4 large shallots, thinly sliced and separated into rings
Instructions
In a large Dutch oven, pour water to a depth of 4 inches. Add 3 teaspoons salt, and bring to a boil over medium-high heat. Add one-third of greens; cook until crisp-tender, about 4 minutes. Remove using a slotted spoon, and place in an ice water bath. Drain well, and squeeze dry. Repeat with remaining greens.
In a 12-inch enamel-coated cast-iron braiser, heat oil over medium heat. Add onion; cook until tender, about 5 minutes. Add garlic and thyme; cook until fragrant, about 1 minute. Stir in flour, paprika, and pepper; cook for 1 minute. Whisk in half-and-half until smooth; bring to a boil, and stir in greens and remaining 2 teaspoons salt. Reduce heat to medium-low; cover and simmer, stirring occasionally, until sauce is thickened, about 15 minutes. Garnish with Fried Shallots and thyme, if desired.
Fried Shallots
In a 12-inch cast-iron skillet, pour oil to a depth of 1 inch, and heat over medium-high heat until a deep-fry thermometer registers 350°.
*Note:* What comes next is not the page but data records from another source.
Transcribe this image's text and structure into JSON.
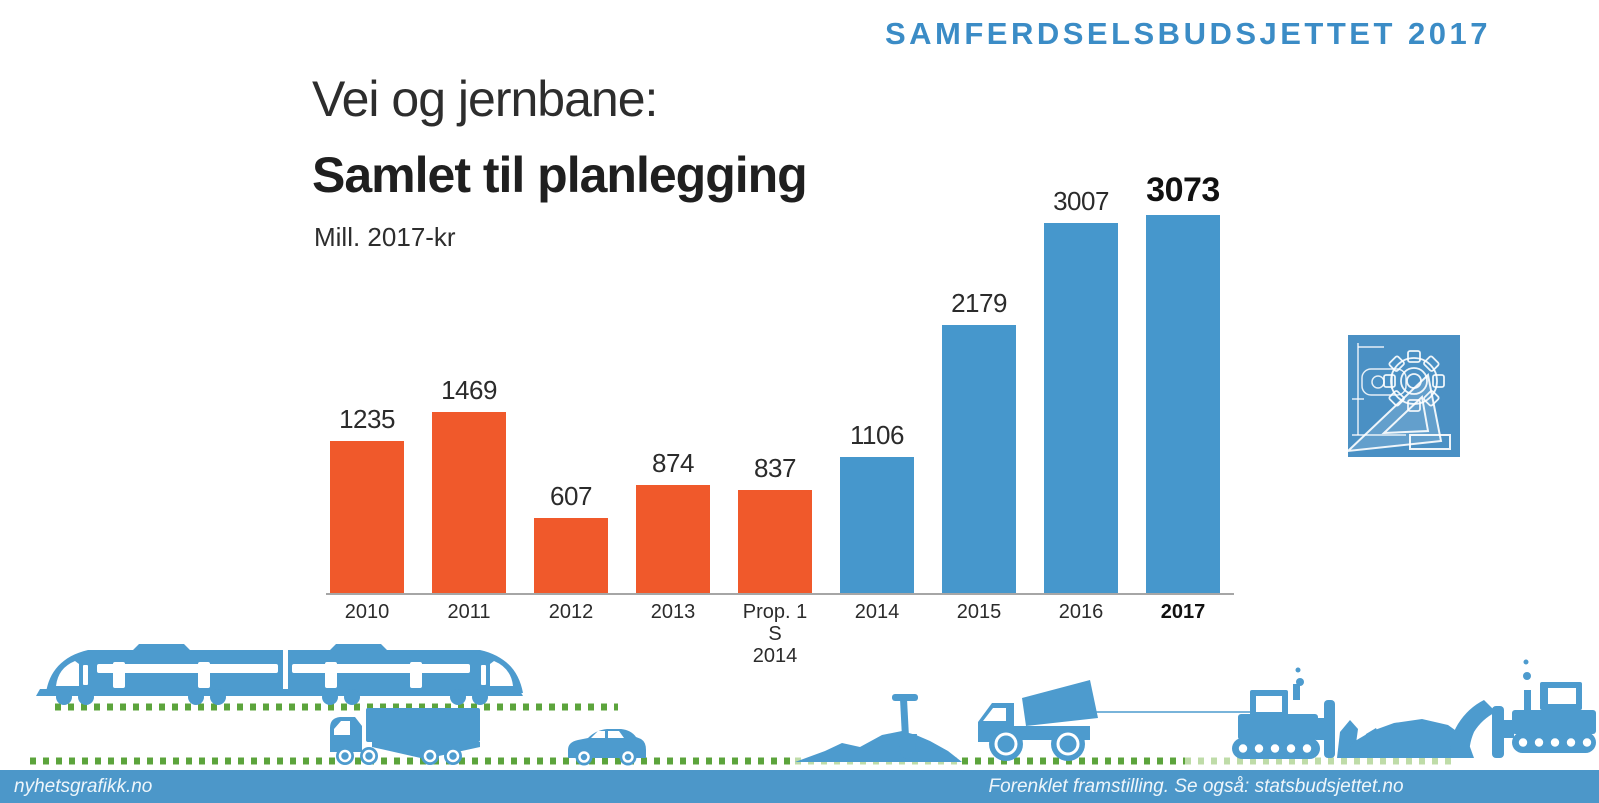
{
  "header": {
    "title": "SAMFERDSELSBUDSJETTET 2017"
  },
  "chart_data": {
    "type": "bar",
    "title": "Vei og jernbane:",
    "subtitle": "Samlet til planlegging",
    "unit": "Mill. 2017-kr",
    "categories": [
      "2010",
      "2011",
      "2012",
      "2013",
      "Prop. 1 S\n2014",
      "2014",
      "2015",
      "2016",
      "2017"
    ],
    "values": [
      1235,
      1469,
      607,
      874,
      837,
      1106,
      2179,
      3007,
      3073
    ],
    "orange_bar_count": 5,
    "highlight_index": 8,
    "ylim": [
      0,
      3200
    ],
    "grid": false,
    "legend_position": "none"
  },
  "colors": {
    "header_blue": "#3b8cc6",
    "bar_orange": "#f0592b",
    "bar_blue": "#4697cc",
    "illustration_blue": "#4d9bce",
    "green_dots": "#5ca43c",
    "green_dots_pale": "#bfdca8",
    "footer_blue": "#4c97c9",
    "icon_square_blue": "#4a90c4",
    "axis_gray": "#a6a6a6"
  },
  "icons": {
    "plan_icon": "blueprint-gear-and-set-square",
    "illustration_items": [
      "train",
      "freight-truck",
      "car",
      "gravel-pile-with-shovel",
      "dump-truck",
      "bulldozer",
      "rubble-pile",
      "bulldozer"
    ]
  },
  "footer": {
    "left": "nyhetsgrafikk.no",
    "right": "Forenklet framstilling. Se også: statsbudsjettet.no"
  }
}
In a large bowl, whisk together flour, salt, and pepper. Stir in shallots until fully coated.
Fry shallots in batches until golden brown, 2 to 3 minutes. Remove using a slotted spoon, and let drain on paper towels. Store in an airtight container for up to 2 days.
Notes
Kitchen Tip: Blanch greens the day before. Drain well, cover, and refrigerate until ready to use.